The word for what I am might be sentimental. The apartments I live in during the next several years will have some of the same pictures and books and movies. I will use curtains and couches to make them home-y. But never again will I feel at home without the added stressors of rent and utilities and water and keeping the fridge stocked and finding that lost sock without my mom’s help. To be as dramatic as possible, it is the end of an era. The era of a teenage homebody.

But I still have a month left.

So far painters and plumbers are coming and going. As are bugs. I’ve killed 11 flies today that were let in by the man painting the front door. (One of them was killed with my bare hands while writing this post).
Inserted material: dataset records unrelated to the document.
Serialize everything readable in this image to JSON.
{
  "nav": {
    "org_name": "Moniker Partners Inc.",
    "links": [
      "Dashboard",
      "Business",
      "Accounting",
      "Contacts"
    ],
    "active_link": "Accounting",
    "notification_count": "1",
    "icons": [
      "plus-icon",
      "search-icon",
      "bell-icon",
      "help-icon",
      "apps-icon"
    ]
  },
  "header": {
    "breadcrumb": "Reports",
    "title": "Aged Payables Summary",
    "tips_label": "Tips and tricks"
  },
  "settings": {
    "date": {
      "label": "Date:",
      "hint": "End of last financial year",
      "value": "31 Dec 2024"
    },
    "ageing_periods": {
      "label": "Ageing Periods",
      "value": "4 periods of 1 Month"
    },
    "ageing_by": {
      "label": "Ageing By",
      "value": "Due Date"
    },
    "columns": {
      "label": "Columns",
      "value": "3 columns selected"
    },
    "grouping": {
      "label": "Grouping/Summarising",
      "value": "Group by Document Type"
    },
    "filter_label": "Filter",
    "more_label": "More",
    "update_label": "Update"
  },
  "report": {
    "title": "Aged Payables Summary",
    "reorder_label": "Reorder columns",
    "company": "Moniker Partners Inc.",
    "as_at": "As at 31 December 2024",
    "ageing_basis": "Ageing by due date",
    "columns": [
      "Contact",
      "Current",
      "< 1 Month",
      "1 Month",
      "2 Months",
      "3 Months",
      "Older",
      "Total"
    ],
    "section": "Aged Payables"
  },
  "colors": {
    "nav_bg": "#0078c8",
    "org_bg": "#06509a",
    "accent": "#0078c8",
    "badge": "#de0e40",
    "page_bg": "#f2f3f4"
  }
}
But in the midst of preparing for the garage sale, the move, and selling the house there are a few things I intend to do. I intend to watch a lot of movies on our big blue couch. I intend to eat food I don’t have to buy and use the washing machine and shower as many times as possible. I intend to make new crafts and throw old crafts away. I intend to laugh with my mom and I intend to relive memories through pictures and stories.

I’m allowed to be sad, but I won’t let myself become mopey. I’m going to accomplish things through my sentimental filter. This is the last month in this house. This is the last month in my home. And I am going to enjoy it.